The young investors of Under 30 in 2023 are putting their money to work in businesses that were founded by and for their peers who are immigrants, people of color, and LGBTQ+. These businesses range from tech startups focused on gaming to those focused on sexual and reproductive health.
Investing is all about having fun, according to David Brillembourg Jr.Dune Ventures’ 24-year-old founder dropped out of New York University to assist gaming startups in obtaining crucial venture capital funding to realize their goals. He started his own business in 2020, raising more than $100 million and investing $50 million in companies like virtual reality games studio Ramen VR and game clipping Service Medal.Tv.
“I played games as a child. Brillembourg asserts, “I understand games.”I still play games throughout the day.
Brillembourg, the youngest finalist on the 2023 Forbes 30 Under 30 Venture Capital list, sees his age as a benefit because it enables him to connect with bold and young gaming founders. However, he is also a member of a new generation of venture capitalists who demonstrate leadership in various ways, giving back to founders and each other and assisting in advancing a new generation of entrepreneurs in increasingly significant fields such as climate change and reproductive health care.
This year’s Under 30 list in venture capital also reflects a slow but significant shift in the demographics of startup investors: Twenty investors, including 13 finalists who identified as women, represented a record number of people of color on the list this year.
Additionally, the businesses they are funding show that shift. The founders of a company are just as crucial to Erik Lim, 29, as the business itself. Lim started Potluck Ventures earlier this year to create a space for the Asian-American and Pacific Islander (AAPI) community he wished he had as a child. Lim has invested in five AAPI-led businesses and raised several million dollars.
Still, his work is more than just writing checks: At Limited Ventures, 28-year-old Kai Cunningham wants to make startup investing more inclusive in his community. So the investor also put together a syndicate of more than 500 other community members to invest alongside him and reap the benefits. Through Limited, the African American investor assists entertainers and professional athletes in supporting their wealth. Limited currently has over 80 prominent athletes investing in the company, which has invested more than $20 million in startups and has become a more financially savvy and successful investor.
Maya Bakhai, the 28-year-old founder of Spice Capital, believes that anyone can become an investor. Bakhai, who previously worked for Kevin Durant’s 35 Ventures, refers to herself as a member of the “Robinhood generation.” As a result, she did not hesitate to establish a $10 million early-stage fund, with more than half of that amount coming from women’s limited partners. She focuses on founders of businesses that work in crypto, capital, and community to solve problems for the next generation of internet-native consumers.
Through industry-wide reports, podcasts, and meetups, 29-year-old Leonardo Arango and 27-year-old Alexis Alston of One Way Ventures and Lightship Capital support fellow investors of color. Others, like Felici’s resident Tobi Coker, 28, serve on the boards of organizations like BLCK VC. There are also those, like 29-year-old Hunter McNabb of 9 Yards Capital, who proudly mentors and advises founders who are LGBTQ+ or from other underrepresented groups.
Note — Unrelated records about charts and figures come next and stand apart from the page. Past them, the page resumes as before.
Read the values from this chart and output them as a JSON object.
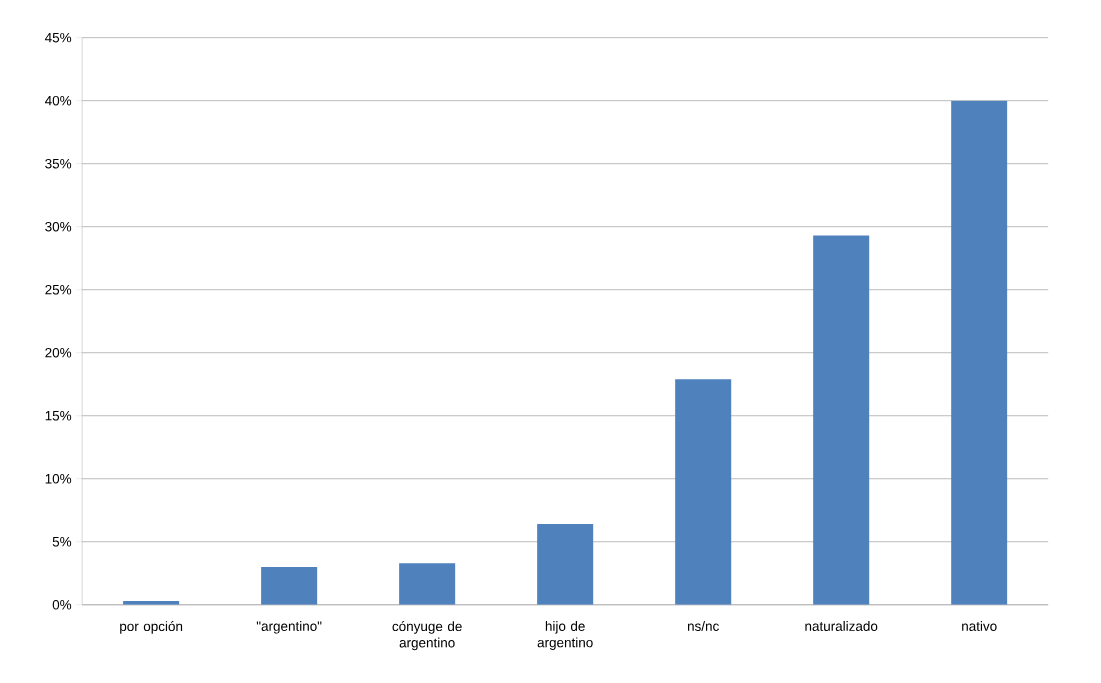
{
  "chart_data": {
    "type": "bar",
    "categories": [
      "por opción",
      "\"argentino\"",
      "cónyuge de argentino",
      "hijo de argentino",
      "ns/nc",
      "naturalizado",
      "nativo"
    ],
    "values": [
      0.3,
      3.0,
      3.3,
      6.4,
      17.9,
      29.3,
      40.0
    ],
    "color": "#4f81bd",
    "ylim": [
      0,
      45
    ],
    "yticks": [
      {
        "value": 0,
        "label": "0%"
      },
      {
        "value": 5,
        "label": "5%"
      },
      {
        "value": 10,
        "label": "10%"
      },
      {
        "value": 15,
        "label": "15%"
      },
      {
        "value": 20,
        "label": "20%"
      },
      {
        "value": 25,
        "label": "25%"
      },
      {
        "value": 30,
        "label": "30%"
      },
      {
        "value": 35,
        "label": "35%"
      },
      {
        "value": 40,
        "label": "40%"
      },
      {
        "value": 45,
        "label": "45%"
      }
    ],
    "grid": "y"
  }
}
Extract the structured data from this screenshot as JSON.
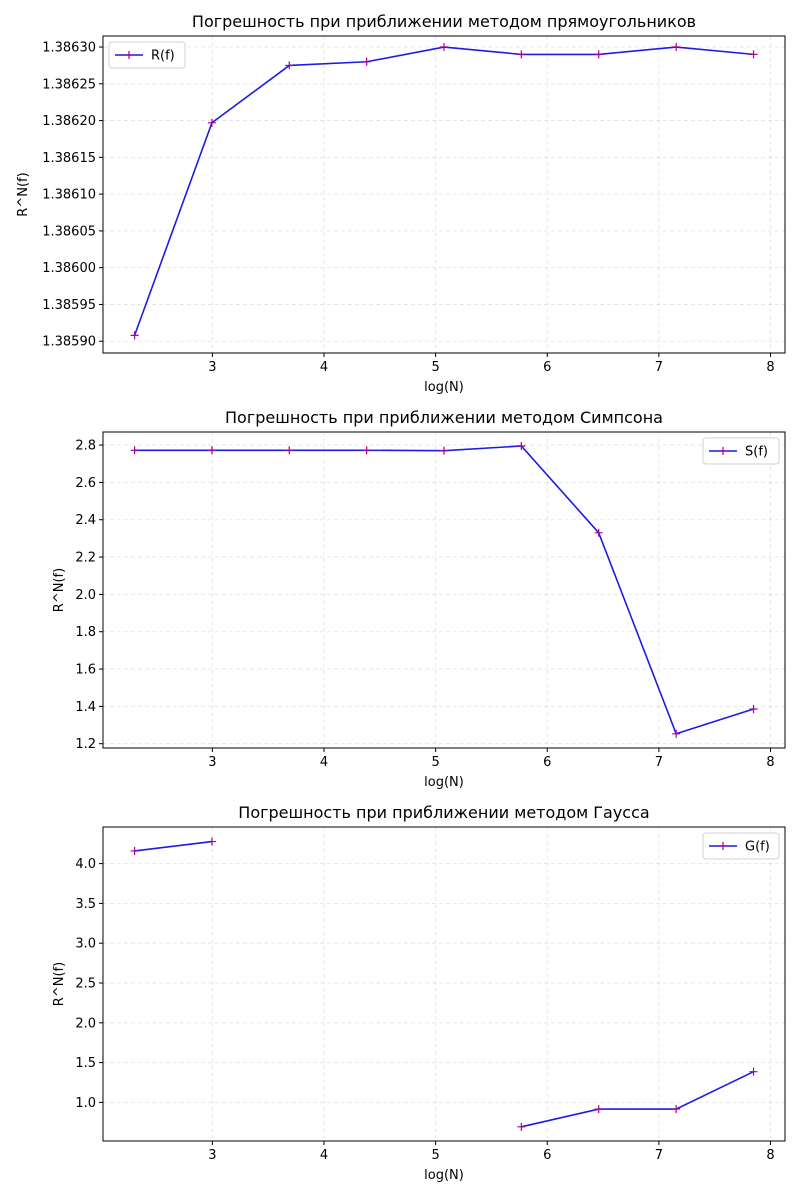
{
  "chart_data": [
    {
      "type": "line",
      "title": "Погрешность при приближении методом прямоугольников",
      "xlabel": "log(N)",
      "ylabel": "R^N(f)",
      "xlim": [
        2.02,
        8.13
      ],
      "ylim": [
        1.385884,
        1.386315
      ],
      "xticks": [
        3,
        4,
        5,
        6,
        7,
        8
      ],
      "xtick_labels": [
        "3",
        "4",
        "5",
        "6",
        "7",
        "8"
      ],
      "yticks": [
        1.3859,
        1.38595,
        1.386,
        1.38605,
        1.3861,
        1.38615,
        1.3862,
        1.38625,
        1.3863
      ],
      "ytick_labels": [
        "1.38590",
        "1.38595",
        "1.38600",
        "1.38605",
        "1.38610",
        "1.38615",
        "1.38620",
        "1.38625",
        "1.38630"
      ],
      "grid": true,
      "legend_position": "upper-left",
      "line_color": "#1c1ce6",
      "marker_color": "#a4009e",
      "series": [
        {
          "name": "R(f)",
          "x": [
            2.303,
            2.996,
            3.689,
            4.382,
            5.075,
            5.768,
            6.461,
            7.155,
            7.848
          ],
          "y": [
            1.385908,
            1.386197,
            1.386275,
            1.38628,
            1.3863,
            1.38629,
            1.38629,
            1.3863,
            1.38629
          ]
        }
      ]
    },
    {
      "type": "line",
      "title": "Погрешность при приближении методом Симпсона",
      "xlabel": "log(N)",
      "ylabel": "R^N(f)",
      "xlim": [
        2.02,
        8.13
      ],
      "ylim": [
        1.177,
        2.87
      ],
      "xticks": [
        3,
        4,
        5,
        6,
        7,
        8
      ],
      "xtick_labels": [
        "3",
        "4",
        "5",
        "6",
        "7",
        "8"
      ],
      "yticks": [
        1.2,
        1.4,
        1.6,
        1.8,
        2.0,
        2.2,
        2.4,
        2.6,
        2.8
      ],
      "ytick_labels": [
        "1.2",
        "1.4",
        "1.6",
        "1.8",
        "2.0",
        "2.2",
        "2.4",
        "2.6",
        "2.8"
      ],
      "grid": true,
      "legend_position": "upper-right",
      "line_color": "#1c1ce6",
      "marker_color": "#a4009e",
      "series": [
        {
          "name": "S(f)",
          "x": [
            2.303,
            2.996,
            3.689,
            4.382,
            5.075,
            5.768,
            6.461,
            7.155,
            7.848
          ],
          "y": [
            2.772,
            2.772,
            2.772,
            2.772,
            2.77,
            2.795,
            2.33,
            1.253,
            1.386
          ]
        }
      ]
    },
    {
      "type": "line",
      "title": "Погрешность при приближении методом Гаусса",
      "xlabel": "log(N)",
      "ylabel": "R^N(f)",
      "xlim": [
        2.02,
        8.13
      ],
      "ylim": [
        0.515,
        4.46
      ],
      "xticks": [
        3,
        4,
        5,
        6,
        7,
        8
      ],
      "xtick_labels": [
        "3",
        "4",
        "5",
        "6",
        "7",
        "8"
      ],
      "yticks": [
        1.0,
        1.5,
        2.0,
        2.5,
        3.0,
        3.5,
        4.0
      ],
      "ytick_labels": [
        "1.0",
        "1.5",
        "2.0",
        "2.5",
        "3.0",
        "3.5",
        "4.0"
      ],
      "grid": true,
      "legend_position": "upper-right",
      "line_color": "#1c1ce6",
      "marker_color": "#a4009e",
      "series": [
        {
          "name": "G(f)",
          "x": [
            2.303,
            2.996,
            3.689,
            4.382,
            5.075,
            5.768,
            6.461,
            7.155,
            7.848
          ],
          "y": [
            4.159,
            4.277,
            null,
            null,
            null,
            0.693,
            0.916,
            0.916,
            1.386
          ]
        }
      ]
    }
  ]
}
Many are business owners, like Mohammed Amdani, 27, and Ammar Amdani, 24, of Adapt Ventures. Alix Ventures was established by Chas Pulido, 25, focusing on healthcare and 15 investments. Palo Santo, an experimental music project centered on psychedelics, was founded by 29-year-old Tim Schmidt. At her new company, Outset Capital, 28-year-old Ali Rohde wants to assist early-stage founders with one $200,000 check and an Airtable of target follow-on investors at a time.
Others, like Clarey Zhu, 29, have made a name for themselves at well-known venture capital firms. Zhu, a partner at TCV, has assisted Brex, Nubank, and ByteDance in deploying more than $1.3 billion. Morgan Cheatham, 27, was the youngest investor to represent Bessemer Venture Partners on a board of directors.
Within the ranks, you’ll also find up-and-coming leaders from big companies like Accel, Meritech, and ICONIQ.
What is shared by all of them: a spirit of entrepreneurship, a sense of purpose, and leadership qualities that transcend backgrounds, company size, and investment stage. That is perhaps best exemplified by David Byrd, a 29-year-old man nearly killed by a shark attack years ago. David Byrd quickly raised a $10 million fund to support semiconductor companies with a new lease on life. The software engineer who became an investor is now a partner at BlueYard Capital and assists founders of a new industry called decentralized wireless (Dewi).
Senior editor Alex Konrad, program manager Elisabeth Brier, and assistant editor Maria Gracia , Santillana Linares edited this year’s 30 Under 30 list. Kathryn Haun, CEO and founder of Haun Ventures served as one of our judges. In addition, initialized’s partner and founder, Garry Tan; Redpoint Ventures managing director and Under 30 graduate Logan Bartlettand Cleo Capital managing director Sarah Kunst, a former Under 30 All-Star.